Pages

Tuesday, December 17, 2013

The House That Built Me

Have you ever heard Miranda Lambert's song, "The House That Built Me"? The one where she sings about visiting the house that she grew up in and all of the emotions that she feels? Well that song perfectly describes what I'm feeling right now.

Let me explain.

When I was 15, my parents separated and sold our house. Now, my parents built that house, so they were the original owners. That was our house in every sense of the word. Mine and Kelly's hand prints were cemented by the pool, our heights were recorded in Kelly's room and almost everything that was put together in that house, was made by my dad and his friends, even the roof. When my family and I moved out, it literally killed me. No other place in the world was ever going to be my true home; I had a very strong emotional attachment to it and I loved it with every fiber of my being.

I don't live far away from the house, maybe 15-20 minutes but I still never make the effort to drive out there. I knew that the new owners would change everything and it just wouldn't feel right. But today I got a haircut from a friend of the family and she lives 2 blocks away from my old house. So curiosity got the best of me and I made that dreaded turn onto my old street.

Not much had changed about the neighborhood itself. But my old house was extremely different. A new fence enclosed the front yard, a large screen patio encased the backyard, the house was painted different colors, a new playground had been built and the yard had swamp-buggies and other large vehicles strewn across the front yard. It didn't look or feel like home anymore. My heart broke as I stared at this newfound place and a part of me cringed as I imagined what they must've changed about the inside.
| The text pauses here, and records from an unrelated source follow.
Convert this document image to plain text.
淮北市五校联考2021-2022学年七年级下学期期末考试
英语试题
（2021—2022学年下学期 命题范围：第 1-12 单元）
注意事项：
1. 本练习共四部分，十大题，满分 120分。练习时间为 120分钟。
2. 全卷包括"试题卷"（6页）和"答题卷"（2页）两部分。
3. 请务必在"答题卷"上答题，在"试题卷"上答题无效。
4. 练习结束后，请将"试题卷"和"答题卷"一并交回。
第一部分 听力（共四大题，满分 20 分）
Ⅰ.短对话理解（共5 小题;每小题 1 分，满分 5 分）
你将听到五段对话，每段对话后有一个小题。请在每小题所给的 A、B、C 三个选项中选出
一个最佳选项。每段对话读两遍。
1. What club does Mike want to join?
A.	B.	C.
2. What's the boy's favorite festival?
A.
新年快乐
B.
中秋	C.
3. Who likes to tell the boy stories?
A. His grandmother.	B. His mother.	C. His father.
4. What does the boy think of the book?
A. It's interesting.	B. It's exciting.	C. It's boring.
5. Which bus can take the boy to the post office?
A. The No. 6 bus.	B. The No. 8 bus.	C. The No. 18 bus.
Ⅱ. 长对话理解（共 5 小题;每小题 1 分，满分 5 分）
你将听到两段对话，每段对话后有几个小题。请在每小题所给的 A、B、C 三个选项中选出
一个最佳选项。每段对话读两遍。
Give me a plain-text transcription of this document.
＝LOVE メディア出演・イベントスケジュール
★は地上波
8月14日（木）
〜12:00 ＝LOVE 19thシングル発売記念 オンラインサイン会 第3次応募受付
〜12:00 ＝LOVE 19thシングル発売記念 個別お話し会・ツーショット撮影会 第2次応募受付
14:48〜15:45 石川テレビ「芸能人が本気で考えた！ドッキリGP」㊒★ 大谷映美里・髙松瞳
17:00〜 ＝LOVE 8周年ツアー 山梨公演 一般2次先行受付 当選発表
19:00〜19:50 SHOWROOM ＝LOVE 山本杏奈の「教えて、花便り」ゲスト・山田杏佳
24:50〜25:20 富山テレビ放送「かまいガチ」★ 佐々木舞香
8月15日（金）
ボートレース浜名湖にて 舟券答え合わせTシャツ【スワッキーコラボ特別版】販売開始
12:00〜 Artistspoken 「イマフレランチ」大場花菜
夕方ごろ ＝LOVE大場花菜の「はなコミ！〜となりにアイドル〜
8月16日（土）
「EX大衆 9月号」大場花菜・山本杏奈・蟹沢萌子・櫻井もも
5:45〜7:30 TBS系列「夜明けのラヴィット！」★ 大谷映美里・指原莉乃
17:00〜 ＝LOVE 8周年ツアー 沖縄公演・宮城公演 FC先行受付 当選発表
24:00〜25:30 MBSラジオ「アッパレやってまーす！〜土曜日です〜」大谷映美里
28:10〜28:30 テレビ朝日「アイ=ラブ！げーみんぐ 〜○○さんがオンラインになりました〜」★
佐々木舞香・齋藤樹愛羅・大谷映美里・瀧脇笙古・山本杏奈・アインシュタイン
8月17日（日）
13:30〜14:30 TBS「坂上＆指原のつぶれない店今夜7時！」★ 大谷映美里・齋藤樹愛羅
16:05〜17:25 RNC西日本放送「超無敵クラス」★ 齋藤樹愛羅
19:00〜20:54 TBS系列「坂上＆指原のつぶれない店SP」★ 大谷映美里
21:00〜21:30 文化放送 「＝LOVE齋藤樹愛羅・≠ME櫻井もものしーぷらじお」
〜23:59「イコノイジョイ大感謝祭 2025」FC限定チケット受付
I took my first steps in that house, I said my first word there and so did my sister. My mom taught us to swim there. We played soccer and football with our dad there. My dad built a playground for us there. All of my most loved and cherished memories were there. And it just wasn't the same driving past the house without our Christmas decorations there. There were no gingerbread houses and candy canes covering the yard, or giant blown-up snowmen.

I know that things change and I knew that it would make me sad to see my house like that. But I just always imagined my parents living there their entire lives and bringing my kids to see where I grew up. Of course, that's not an option and hasn't been for 5 years but it still hurts. I hope that the children growing up in that house love it just as much as I did and still do and that the parents appreciate it as much as my parents did.

Sorry that this post is a bit depressing.